Many a scolding was had throughout my primary school years from my parents when they found clocks, watches, the house phone, cars or anything could get apart with the aid of some screwdrivers, spanners, saws and most probably the odd hammer or two all being rendered unuseable by my curiosity trying to find how they went together and worked.

From the ages of 6 through to around 11 years old many an item would be resigned to the bin and a stern telling off not to do that again.

Fortunately I persisted and educated myself on how many things worked and the older I got the more I understood and eventually more items went back together in a working order than didnt, even managing to get some things working that weren`t working before.

In secondary school my metal work teacher told me I had a natural aptitude and used to leave me to my own devices with all the machine tools in the classroom.

Apart from metalwork and woodwork academic life was not for me and I wanted to leave school as soon as school allowed and I applied for apprenticeships with now all gone british industries and passed all the aptitude test they all put me through, it all depended on my academic results and I would be in one.  But my academic apathy in school to the written word and mathematics meant I didnt get the results I needed and therefore punctured my hopes and opportunity.
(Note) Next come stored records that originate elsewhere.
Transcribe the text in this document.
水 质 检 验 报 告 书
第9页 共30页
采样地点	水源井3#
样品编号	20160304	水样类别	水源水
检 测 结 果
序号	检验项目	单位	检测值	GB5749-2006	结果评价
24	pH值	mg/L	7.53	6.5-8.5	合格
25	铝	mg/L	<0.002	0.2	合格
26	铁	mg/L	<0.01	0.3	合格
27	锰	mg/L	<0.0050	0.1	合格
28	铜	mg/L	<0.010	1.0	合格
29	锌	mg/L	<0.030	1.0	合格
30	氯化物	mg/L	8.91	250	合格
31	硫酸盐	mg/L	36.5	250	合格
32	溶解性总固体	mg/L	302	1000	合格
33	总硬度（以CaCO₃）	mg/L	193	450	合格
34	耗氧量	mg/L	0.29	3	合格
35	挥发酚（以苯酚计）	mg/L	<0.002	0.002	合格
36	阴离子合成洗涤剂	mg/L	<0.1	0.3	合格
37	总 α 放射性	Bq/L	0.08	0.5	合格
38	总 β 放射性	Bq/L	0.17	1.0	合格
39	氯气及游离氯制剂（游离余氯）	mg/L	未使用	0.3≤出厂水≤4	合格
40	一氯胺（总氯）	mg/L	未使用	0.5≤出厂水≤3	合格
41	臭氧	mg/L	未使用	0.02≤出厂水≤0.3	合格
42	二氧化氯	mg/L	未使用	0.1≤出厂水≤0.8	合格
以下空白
I ended up working for a stalinesque managed agricultural dealership at teh age of 16, unable to drive my parents organised I get a lift with a neighbour which got me to work about an hour before work started and had to catch a busback over an hour after work ended, my day would start at 6.30 am ish, catch my lift and travel to work, wait in their car in the factory next door from 7.15 am to 8.30 am until my place of work opened, worked until 5.30, walk into town and catch a bus home at around 6.45, I didnt get home until 7.30 on any weekday. this carried on until I passed my test about a year later.

I called them stalinesque as it was a bit like slave labour, as I was allegedly doing an appreniceship and they claimed my pay was capped by the scheme, all of £17.50 a week, which in 1966 may have been a reasonable wage but in 1986 didnt go far even without having a car, it did creep up over my 4 years there and at the end when we parted company acrimoniously I was receiving the heady amount of £55 week !

I did finish the scheme they put me on, City and Guilds Agricultural Mechanic course, I did far better than anyone else had ever done on the course in its history in Carmarthenshire, a distinction on the course had never been acheived before,  even won a prize from the college for my efforts which I was presented with my results at one of those passing out do things.